Real Climate addressed the hurricane season this year before it began, after last year's four hurricanes hitting Florida. Global warming is topical here, even if it sounds Pollyannish, flooding of coastal zones is going to be a bigger effect than anyone realizes. As a recent report on the potential effects of global warming on New York City stated:
"Within the next 100 years, global warming due to greenhouse gas emissions may cause worldwide rates of sea level rise to increase 2 to 5 times over present rates within the next 100 years. Low-lying areas and coastal wetlands would be inundated, beach erosion would intensify, and storm flooding would become more frequent. The effects of regional sea-level rise, and associated coastal hazards, including storm floods and beach erosion, have been examined as part of the MetroEast Coast region climate change assessment....
Moreover,
"Climate change will affect people in cities multidimensionally. Heightened frequencies of storm-surges will damage major infrastructure juxtaposed to already threatened coastal wetlands; health impacts cannot be separated from the impacts of augmented heatwaves on energy demand. Finally, since global cities are major sites of international capital and labor flows, climate change impacts may not be limited by a city’s boundaries. For example, a major climate-related disruption of the New York Stock Exchange would have reverberating impacts on global financial markets."

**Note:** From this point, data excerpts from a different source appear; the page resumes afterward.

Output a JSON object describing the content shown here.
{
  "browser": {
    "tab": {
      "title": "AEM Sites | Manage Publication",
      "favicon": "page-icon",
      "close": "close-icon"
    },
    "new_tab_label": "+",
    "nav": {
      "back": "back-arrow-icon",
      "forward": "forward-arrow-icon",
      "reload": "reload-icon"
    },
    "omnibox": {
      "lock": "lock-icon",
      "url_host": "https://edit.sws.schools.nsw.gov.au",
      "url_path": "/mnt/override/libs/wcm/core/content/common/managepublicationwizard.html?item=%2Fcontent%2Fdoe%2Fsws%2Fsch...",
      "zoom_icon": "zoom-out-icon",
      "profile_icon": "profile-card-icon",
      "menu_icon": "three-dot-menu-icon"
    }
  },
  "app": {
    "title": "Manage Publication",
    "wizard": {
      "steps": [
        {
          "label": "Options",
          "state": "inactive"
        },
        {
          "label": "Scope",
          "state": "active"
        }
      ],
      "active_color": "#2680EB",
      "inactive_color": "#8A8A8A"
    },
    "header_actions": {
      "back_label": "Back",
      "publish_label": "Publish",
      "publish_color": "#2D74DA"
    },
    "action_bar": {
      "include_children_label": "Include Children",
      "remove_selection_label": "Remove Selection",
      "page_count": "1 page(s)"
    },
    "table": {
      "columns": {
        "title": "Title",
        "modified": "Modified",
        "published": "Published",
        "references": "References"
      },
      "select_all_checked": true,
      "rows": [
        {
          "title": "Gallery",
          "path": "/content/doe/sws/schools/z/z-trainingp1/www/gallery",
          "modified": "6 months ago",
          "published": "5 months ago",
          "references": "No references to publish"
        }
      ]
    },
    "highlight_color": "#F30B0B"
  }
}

This sounds like exactly what is happening with disruption to oil production, resulting in $70 oil. Again from Scientific American:
As if the risk to human lives weren't enough, the potential drowning of New Orleans has serious economic and environmental consequences as well. Louisiana's coast produces one third of the country's seafood, one fifth of its oil and one quarter of its natural gas. It harbors 40 percent of the nation's coastal wetlands and provides wintering grounds for 70 percent of its migratory waterfowl. Facilities on the Mississippi River from New Orleans to Baton Rouge constitute the nation's largest port.
4. What Comes Next? Part of the problem seems to be the sheer density of people in any city -- even a small one like New Orleans -- and they couldn't even get everyone out before the storm, let alone now. I do admire Texas, though, for welcoming in an entire urban population. What happens next? Cities rebuild. The Van Alen Institute in New York had a handy exhibition on how cities rebuild after disasters, two years after September 11th.